13. The process according to claim 12, wherein said virus is selected from the group consisting of adenoviruses, hepadnaviruses, herpes viruses, orthomyxoviruses, papovaviruses, paramyxoviruses, picornaviruses, poxviruses, reoviruses and retroviruses.

14. The process according to claim 13 wherein the virus is a naturally occuring poxvirus or a recombinant poxvirus selected among the group consisting of Modified Vaccinia Ankara (MVA) virus, Fowl pox virus, canary pox virus (i.e ALVAC), juncopox virus, mynah pox virus, pigeonpox virus, psittacine pox virus, quail pox virus, sparrow poxvirus, starling pox virus, turkey pox virus.

15. The process according to claim 13 wherein the virus is a naturally occuring paramyxovirus or a recombinant paramyxovirus selected among the group consisting of measles virus, mumps virus, rubella virus and Newcastle disease virus.
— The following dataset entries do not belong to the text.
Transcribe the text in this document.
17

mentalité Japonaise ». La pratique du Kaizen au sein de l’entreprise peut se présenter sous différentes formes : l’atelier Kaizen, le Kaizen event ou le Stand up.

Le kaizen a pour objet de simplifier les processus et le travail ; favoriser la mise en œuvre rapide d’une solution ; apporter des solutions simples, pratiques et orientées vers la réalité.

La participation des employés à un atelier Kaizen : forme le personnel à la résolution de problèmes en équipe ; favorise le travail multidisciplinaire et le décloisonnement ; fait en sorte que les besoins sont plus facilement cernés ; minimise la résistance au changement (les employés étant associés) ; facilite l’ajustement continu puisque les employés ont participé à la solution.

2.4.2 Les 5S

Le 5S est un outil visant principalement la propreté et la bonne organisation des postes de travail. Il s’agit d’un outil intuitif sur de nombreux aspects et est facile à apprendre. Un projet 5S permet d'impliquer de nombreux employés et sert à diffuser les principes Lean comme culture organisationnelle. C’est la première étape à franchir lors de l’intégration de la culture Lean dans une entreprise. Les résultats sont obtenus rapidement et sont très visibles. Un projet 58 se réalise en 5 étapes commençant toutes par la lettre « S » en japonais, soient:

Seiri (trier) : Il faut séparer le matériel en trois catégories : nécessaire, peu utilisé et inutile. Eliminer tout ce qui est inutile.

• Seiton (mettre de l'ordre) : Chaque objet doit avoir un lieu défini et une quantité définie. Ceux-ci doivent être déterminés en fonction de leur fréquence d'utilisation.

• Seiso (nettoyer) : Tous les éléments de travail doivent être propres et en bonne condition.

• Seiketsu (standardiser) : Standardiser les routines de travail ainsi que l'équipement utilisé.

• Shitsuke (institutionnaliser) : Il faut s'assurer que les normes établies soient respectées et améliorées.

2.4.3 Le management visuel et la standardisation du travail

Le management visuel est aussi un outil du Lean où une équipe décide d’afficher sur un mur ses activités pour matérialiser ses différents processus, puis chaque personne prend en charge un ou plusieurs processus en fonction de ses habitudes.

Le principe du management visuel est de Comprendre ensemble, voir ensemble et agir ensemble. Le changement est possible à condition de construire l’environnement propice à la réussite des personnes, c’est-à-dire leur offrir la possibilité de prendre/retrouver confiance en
16. The process according to claim 13 wherein the virus is selected among human influenza virus, avian influenza virus, swine influenza virus, equine influenza virus, feline influenza virus.

17. A virus obtained by a process as claimed in one of claims 12 to 16.

18. A vaccine containing virus as claimed in claim 17, if appropriate in combination with substances which increase the immune response.

19. A vaccine containing viral antigenic proteins obtainable from a virus as claimed in claim 17, if appropriate in combination with substances which increase the immune response.

20. A vaccine comprising avian cells derived from PGC or PGC derived EG as claimed in claim 11 and infected with a virus.

21. A process for production of recombinant protein of interest comprising the steps of: a) transiently or stably genetically modifying an avian cell line as claimed in claim 11 with at least one expression vector in order to produce a recombinant protein of interest; b) culturing said modified avian cells under suitable conditions and in suitable cell culture medium; and c) harvesting the recombinant product of interest from the avian cells, from the suitable medium, or from both.

22. The process of claim 21 wherein the recombinant protein of interest is an antibody molecule or a fragment thereof.

23. The protein of interest produced by a process according to claims 21 and 22 as a medicament.